Kotsko’s book concludes with the question of freedom. ‘Our present political moment’, he argues, ‘is the beginning of a struggle to withdraw consent from the neoliberal order by developing a new and more meaningful conception of freedom … More work is needed, however, because at this early stage, the alternative conceptions of freedom can be characterised more by what they reject than by what they promote. Both demand freedom from neoliberalism (construed in different ways), but neither is quite clear on what they want freedom for‘ (140-141). I want to suggest two things here: first, that freedom is, essentially, a question of desire. To be free is to pursue what we want – what is inexplicable, unnecessary, unjustifiable – rather than what is demanded of us, what is necessary – and to refuse what we do not want – the world as it currently is, a system of domination and exploitation. It is both an excess of meaning, an act of creation, and a refusal of meaning, an act of destruction. As Kathi Weeks writes in relation to the 1970s Wages Against Housework movement, the demand made by feminist activists was ‘a statement of desire: “We are going to make them give us what we want”. In comparison to needs and rights – both of which allege some measure of objectivity … demands register more clearly the subjective dimensions of the assertions … the act of demanding connotes a kind of personal investment and passionate attachment, the presence of a desiring subject behind the demand’ (The Problem with Work, 134).

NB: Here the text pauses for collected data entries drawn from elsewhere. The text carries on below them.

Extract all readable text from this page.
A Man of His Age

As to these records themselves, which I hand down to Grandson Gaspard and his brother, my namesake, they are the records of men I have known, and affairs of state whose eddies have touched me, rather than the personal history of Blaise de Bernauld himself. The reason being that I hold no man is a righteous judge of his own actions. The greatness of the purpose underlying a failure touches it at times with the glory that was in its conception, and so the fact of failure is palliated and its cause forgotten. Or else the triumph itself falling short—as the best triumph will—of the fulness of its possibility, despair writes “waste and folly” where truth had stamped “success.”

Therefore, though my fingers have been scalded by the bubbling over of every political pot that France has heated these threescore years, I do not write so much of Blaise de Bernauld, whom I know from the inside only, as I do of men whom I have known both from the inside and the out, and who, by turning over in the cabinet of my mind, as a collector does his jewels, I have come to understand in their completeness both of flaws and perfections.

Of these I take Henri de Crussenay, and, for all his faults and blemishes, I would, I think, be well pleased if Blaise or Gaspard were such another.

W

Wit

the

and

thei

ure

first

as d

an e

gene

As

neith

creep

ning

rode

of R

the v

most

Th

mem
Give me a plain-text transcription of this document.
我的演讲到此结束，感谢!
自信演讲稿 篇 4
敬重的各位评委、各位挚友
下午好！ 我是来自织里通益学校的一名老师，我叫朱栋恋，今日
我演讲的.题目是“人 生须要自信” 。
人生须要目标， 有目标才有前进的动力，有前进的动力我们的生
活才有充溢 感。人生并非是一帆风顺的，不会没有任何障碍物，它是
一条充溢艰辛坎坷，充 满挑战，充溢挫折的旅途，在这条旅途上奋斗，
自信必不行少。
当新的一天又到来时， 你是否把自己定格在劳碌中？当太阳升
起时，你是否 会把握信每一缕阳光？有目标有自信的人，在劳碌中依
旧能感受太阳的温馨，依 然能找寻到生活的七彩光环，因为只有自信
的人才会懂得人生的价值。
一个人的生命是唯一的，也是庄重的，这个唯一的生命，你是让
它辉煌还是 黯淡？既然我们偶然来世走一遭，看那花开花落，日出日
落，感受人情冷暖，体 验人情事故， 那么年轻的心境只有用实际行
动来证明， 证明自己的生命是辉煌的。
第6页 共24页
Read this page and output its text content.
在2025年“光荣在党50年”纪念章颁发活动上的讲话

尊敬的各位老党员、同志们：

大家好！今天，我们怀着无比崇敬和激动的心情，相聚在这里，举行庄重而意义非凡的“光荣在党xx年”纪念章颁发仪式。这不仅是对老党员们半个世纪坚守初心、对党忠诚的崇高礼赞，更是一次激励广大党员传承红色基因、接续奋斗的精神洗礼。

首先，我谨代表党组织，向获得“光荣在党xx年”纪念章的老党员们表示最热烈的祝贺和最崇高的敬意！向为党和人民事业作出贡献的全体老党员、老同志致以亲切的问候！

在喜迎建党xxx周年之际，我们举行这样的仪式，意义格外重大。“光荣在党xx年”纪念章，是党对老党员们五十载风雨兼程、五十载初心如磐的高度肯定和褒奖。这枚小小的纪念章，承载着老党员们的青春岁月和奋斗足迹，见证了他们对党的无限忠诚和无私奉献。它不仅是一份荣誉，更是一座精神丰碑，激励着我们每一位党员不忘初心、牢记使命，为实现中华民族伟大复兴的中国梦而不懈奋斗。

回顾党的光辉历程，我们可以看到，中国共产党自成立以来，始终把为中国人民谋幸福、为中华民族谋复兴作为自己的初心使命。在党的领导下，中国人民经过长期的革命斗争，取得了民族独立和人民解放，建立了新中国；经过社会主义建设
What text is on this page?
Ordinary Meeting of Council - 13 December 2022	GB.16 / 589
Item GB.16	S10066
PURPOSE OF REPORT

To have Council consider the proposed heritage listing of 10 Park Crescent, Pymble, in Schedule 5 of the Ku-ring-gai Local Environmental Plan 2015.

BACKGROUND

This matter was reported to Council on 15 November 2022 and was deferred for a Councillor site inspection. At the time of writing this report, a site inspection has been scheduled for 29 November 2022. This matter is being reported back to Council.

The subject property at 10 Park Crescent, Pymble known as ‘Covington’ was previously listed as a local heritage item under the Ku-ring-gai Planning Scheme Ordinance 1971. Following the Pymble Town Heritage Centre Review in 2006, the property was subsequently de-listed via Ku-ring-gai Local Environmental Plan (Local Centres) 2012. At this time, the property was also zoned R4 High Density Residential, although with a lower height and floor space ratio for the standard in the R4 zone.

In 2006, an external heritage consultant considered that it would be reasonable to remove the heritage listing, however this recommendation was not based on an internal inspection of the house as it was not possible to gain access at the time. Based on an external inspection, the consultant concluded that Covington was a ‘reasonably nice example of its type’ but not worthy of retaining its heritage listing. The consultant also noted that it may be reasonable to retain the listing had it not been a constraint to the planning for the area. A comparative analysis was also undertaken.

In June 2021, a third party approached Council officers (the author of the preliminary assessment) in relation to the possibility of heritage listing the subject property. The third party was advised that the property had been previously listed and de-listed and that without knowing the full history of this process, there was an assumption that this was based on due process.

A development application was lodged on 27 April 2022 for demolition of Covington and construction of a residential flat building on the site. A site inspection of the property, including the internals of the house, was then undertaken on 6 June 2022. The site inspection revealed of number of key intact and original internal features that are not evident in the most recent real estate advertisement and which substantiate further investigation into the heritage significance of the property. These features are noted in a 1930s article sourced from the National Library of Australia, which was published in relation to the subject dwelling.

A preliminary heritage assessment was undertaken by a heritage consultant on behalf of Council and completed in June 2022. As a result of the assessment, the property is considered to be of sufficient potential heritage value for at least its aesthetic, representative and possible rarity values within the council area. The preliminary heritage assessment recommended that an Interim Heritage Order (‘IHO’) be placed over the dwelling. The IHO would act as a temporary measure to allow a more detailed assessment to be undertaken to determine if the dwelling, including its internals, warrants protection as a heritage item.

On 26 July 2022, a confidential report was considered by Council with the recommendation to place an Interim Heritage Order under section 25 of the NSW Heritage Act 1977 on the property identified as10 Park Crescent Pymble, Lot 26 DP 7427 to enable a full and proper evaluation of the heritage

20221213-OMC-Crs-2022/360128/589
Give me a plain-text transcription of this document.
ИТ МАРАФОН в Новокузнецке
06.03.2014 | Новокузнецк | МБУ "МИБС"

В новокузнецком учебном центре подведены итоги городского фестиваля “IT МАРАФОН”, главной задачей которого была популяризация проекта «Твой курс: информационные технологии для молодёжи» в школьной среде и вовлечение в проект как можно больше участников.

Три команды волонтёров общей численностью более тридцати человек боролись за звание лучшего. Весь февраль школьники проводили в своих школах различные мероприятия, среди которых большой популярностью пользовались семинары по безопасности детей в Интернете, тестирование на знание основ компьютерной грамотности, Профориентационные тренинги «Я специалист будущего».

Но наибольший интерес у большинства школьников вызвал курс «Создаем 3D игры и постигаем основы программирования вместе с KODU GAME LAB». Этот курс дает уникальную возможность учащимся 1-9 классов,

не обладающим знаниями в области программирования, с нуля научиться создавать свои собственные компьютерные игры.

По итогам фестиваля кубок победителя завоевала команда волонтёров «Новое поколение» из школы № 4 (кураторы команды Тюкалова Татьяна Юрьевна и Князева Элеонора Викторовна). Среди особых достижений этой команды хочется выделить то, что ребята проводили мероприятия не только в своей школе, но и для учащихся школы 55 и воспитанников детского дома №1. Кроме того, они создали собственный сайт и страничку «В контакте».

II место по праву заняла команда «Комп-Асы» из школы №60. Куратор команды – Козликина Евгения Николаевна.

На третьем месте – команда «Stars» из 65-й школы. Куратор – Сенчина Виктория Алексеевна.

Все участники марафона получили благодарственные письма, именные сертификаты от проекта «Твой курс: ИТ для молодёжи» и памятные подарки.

Second, Kotsko discusses left visions of freedom as ‘freedom from exploitation and precarity – which is to say, from the anxiety that has become pandemic in the neoliberal age’ (141). But there is a danger that this vision of freedom falls into the trap of the Christian vision of heaven, where the angels and perfected humans, freed from the temptations of sin and the body, engage in endless contemplation of God. The problem with this vision of freedom is that it is boring. The vision of a heavenly machine endlessly worshipping God functions, as Agamben argues, ‘to cover with its splendor the unaccountable figure of divine inoperativity’ (The Kingdom and the Glory, 163). What is the point of freedom if there is nothing to do? Freedom must be, then, the freedom to create and destroy, not as the isolated individuals which neoliberalism seeks to make of us but as ‘a world building practice … a social and hence necessarily political endeavour. It is, as Marx might put it, a species being rather than an individual capacity’ (Kathi Weeks, The Problem with Work, 22). ‘No one can deliver us from this body of death but us’ (144), Kotsko writes: what is at stake, then, is the question of this ‘us’. What ways of being, working, creating, destroying together can we build outside and against the logic of neoliberalism which divides in order to condemn us?